Articles About The Pinta Trail
Map of the Pinta Trail. Click to enlarge.
Native Americans, explorers, and settlers used the Pinta Trail for travel from San Antonio to points west. The trail was the primary route to the Presidio San Luis de las Amarillas, now better known as Presidio of San Sabá, which was founded in April 1757, near present day Menard, Texas. The Spanish continued to use this trail to reach Santa Fe into the 19th century. After German immigrants established New Braunfels in 1845, they forged onward to found Fredericksburg using a trail that looped south from New Braunfels and connected with the Pinta Trail above San Antonio, converting the trail to a road for European settlers.
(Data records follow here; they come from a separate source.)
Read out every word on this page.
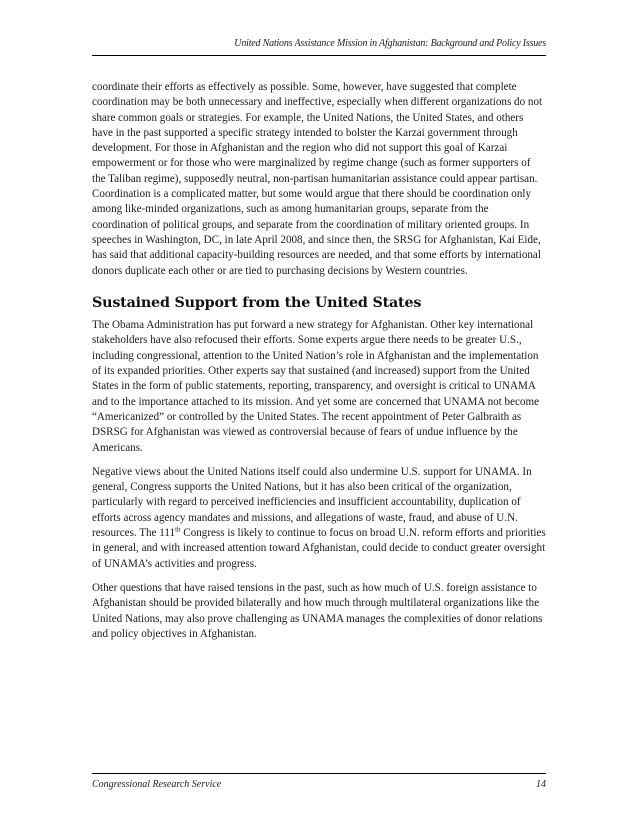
United Nations Assistance Mission in Afghanistan: Background and Policy Issues

coordinate their efforts as effectively as possible. Some, however, have suggested that complete coordination may be both unnecessary and ineffective, especially when different organizations do not share common goals or strategies. For example, the United Nations, the United States, and others have in the past supported a specific strategy intended to bolster the Karzai government through development. For those in Afghanistan and the region who did not support this goal of Karzai empowerment or for those who were marginalized by regime change (such as former supporters of the Taliban regime), supposedly neutral, non-partisan humanitarian assistance could appear partisan. Coordination is a complicated matter, but some would argue that there should be coordination only among like-minded organizations, such as among humanitarian groups, separate from the coordination of political groups, and separate from the coordination of military oriented groups. In speeches in Washington, DC, in late April 2008, and since then, the SRSG for Afghanistan, Kai Eide, has said that additional capacity-building resources are needed, and that some efforts by international donors duplicate each other or are tied to purchasing decisions by Western countries.

Sustained Support from the United States

The Obama Administration has put forward a new strategy for Afghanistan. Other key international stakeholders have also refocused their efforts. Some experts argue there needs to be greater U.S., including congressional, attention to the United Nation’s role in Afghanistan and the implementation of its expanded priorities. Other experts say that sustained (and increased) support from the United States in the form of public statements, reporting, transparency, and oversight is critical to UNAMA and to the importance attached to its mission. And yet some are concerned that UNAMA not become “Americanized” or controlled by the United States. The recent appointment of Peter Galbraith as DSRSG for Afghanistan was viewed as controversial because of fears of undue influence by the Americans.

Negative views about the United Nations itself could also undermine U.S. support for UNAMA. In general, Congress supports the United Nations, but it has also been critical of the organization, particularly with regard to perceived inefficiencies and insufficient accountability, duplication of efforts across agency mandates and missions, and allegations of waste, fraud, and abuse of U.N. resources. The 111th Congress is likely to continue to focus on broad U.N. reform efforts and priorities in general, and with increased attention toward Afghanistan, could decide to conduct greater oversight of UNAMA’s activities and progress.

Other questions that have raised tensions in the past, such as how much of U.S. foreign assistance to Afghanistan should be provided bilaterally and how much through multilateral organizations like the United Nations, may also prove challenging as UNAMA manages the complexities of donor relations and policy objectives in Afghanistan.

Congressional Research Service	14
In January 1847 Ferdinand von Roemer rode the Pinta Trail traveling with John Meusebach to the six-month old village of Fredericksburg and onward to the Presidio San Sabá. The Pinta Trail entered Gillespie from the south along the Grape Creek drainage, continuing northwest, it crossed the Pedernales at the first inverted horseshoe-bend east of Baron’s Creek, north of today’s U.S. Highway 290 near the site of the Mormon colony of Zodiac. It appears that the trail originally passed Fredericksburg a short distance to the east, but the town’s founders built roads through their settlement one of which connected to the Pinta Trail at Fort Martin Scott. The Pinta Trail became known as the Upper Emigrant Trail used by the Forty-Niners on their way to the California gold fields and Fort Martin Scott was their guardian.